I started this prior to a break for breakfast and dog walking so there have been a couple of posts before I picked it up again, so I have included reference to Graham's comments.
I once briefly owned this Arnold & Lewis free-sprung, helical-hairspring patent union chronometer. For long-forgotten reasons, I returned it to the seller. I don't think it had a spring-detent escapement, but I never really understood its escapement.
Ethan - this is an example of the highest quality Morton Patent watches that was produced. David Penney has written a very short profile of this series of watches (Miguel's post shows a page as a backdrop in his post). This is a must for those who wish to understand more. Also excellent value at only £15. He illustrates a number of Patent Union Chronometers signed by Arnold and Lewis, and about one of similar quality, he comments,
'This must rate as one of the finest English made presentation watches of the Victorian period anyone could have wished for'. The profile includes escapement diagrams of the progression of variants.
As Graham has indicated Miguel has not shown a photograph of the roller and indicated this is not one of Morton's variants for the reason he explained. However, the format of the inscription of the dial is exactly that shown on his London Patent Chronometers, which is significant. This is confirmed by David Penney's description of the movement ...
George Morton, then working in Islington North London, probably the Keighley based watchmaker who took out a Patent for a Robin-type escapement in 1856 - see my recent Horological Profile on these watches.
NB: The reason I believe this is because of the change in name from Morton's Patent to London Patent that occurred in this series of watches around 1860. This ties in well with this small but separate series of free-sprung detached lever escapement watches bearing the Islington address, of which this is good and rare example. I have no proof, however, which is why I was keen in my booklet not to make unfounded statements of fact, and I made, and still make, no claim that there is just one watchmaker named George Morton.
The original patent to which David refers ...
The lower diagram shows a form which no surviving examples are known.
The introduction of the frictional rest duplex-type locking was incorporated in Kelvey & Holland's 1863 patent (#2184).
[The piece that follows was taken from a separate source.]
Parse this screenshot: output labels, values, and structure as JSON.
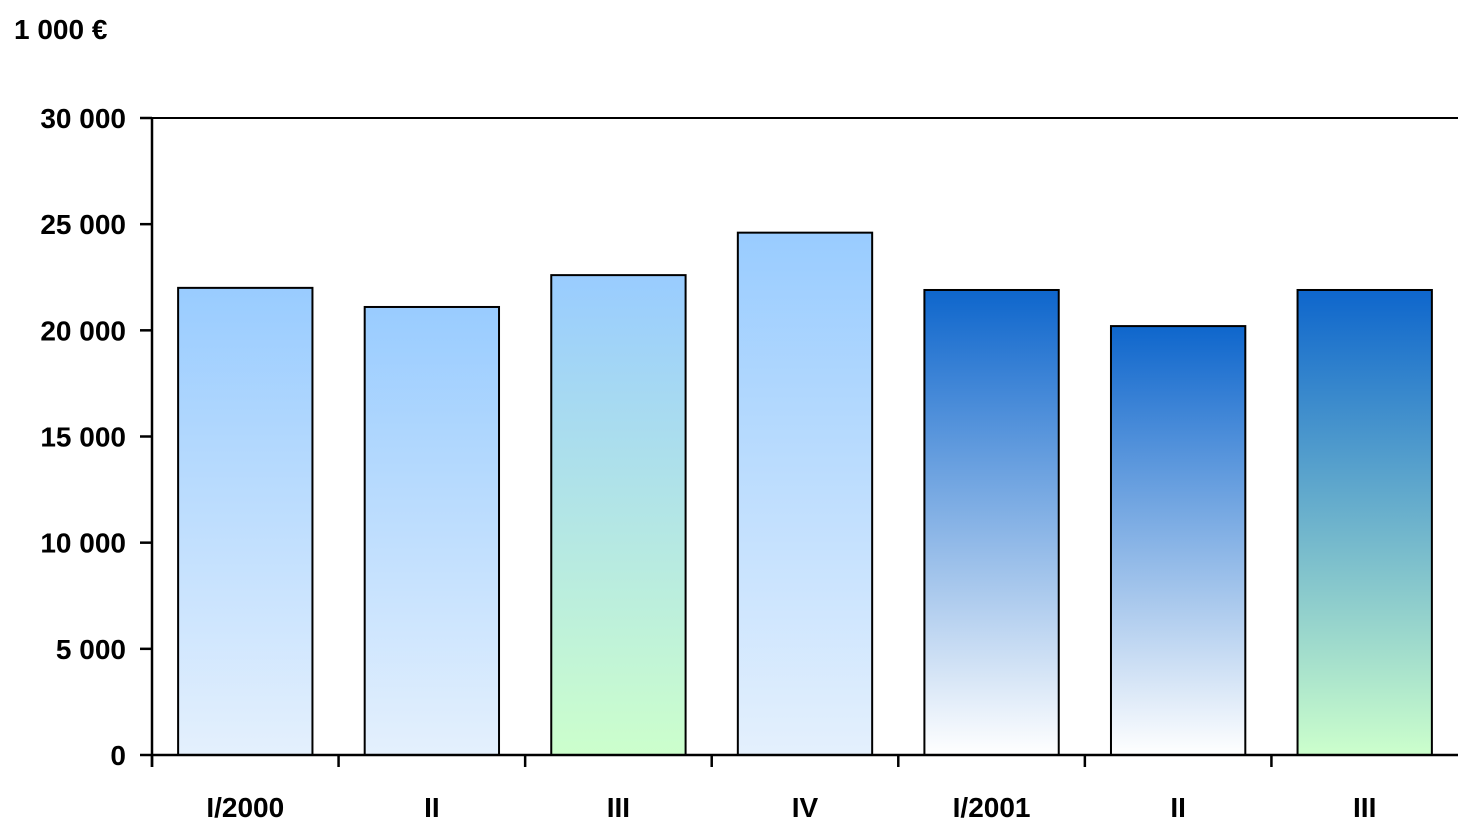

Note that the initial patent did not have a duplex style escape. This is not an essential part of the 'duplex locking' the locking is the interaction between the extended lever (g) and the ruby roller (c). In this early version, the principle impulse (described as 'direct' in the patent) is given by the escape teeth to the impulse pallet (f). Here is an example from my collection
Later versions have the duplex type escape, and I believe this is the form of the escapement in the watch shown by Ethan. So while the roller and lever essentially did not change, the escape did. The difference between the duplex and Morton's variant being that with a duplex it is the escape (locking) teeth that engage with the locking roller like so
while it is the extended tip of the lever that engages in the Patent Union Chronometer. This is as shown in the patent, but in the later version the radial impulse pallet engages with the impulse teeth of the duplex escape and the 'lever pallets' engage with the 'locking teeth'.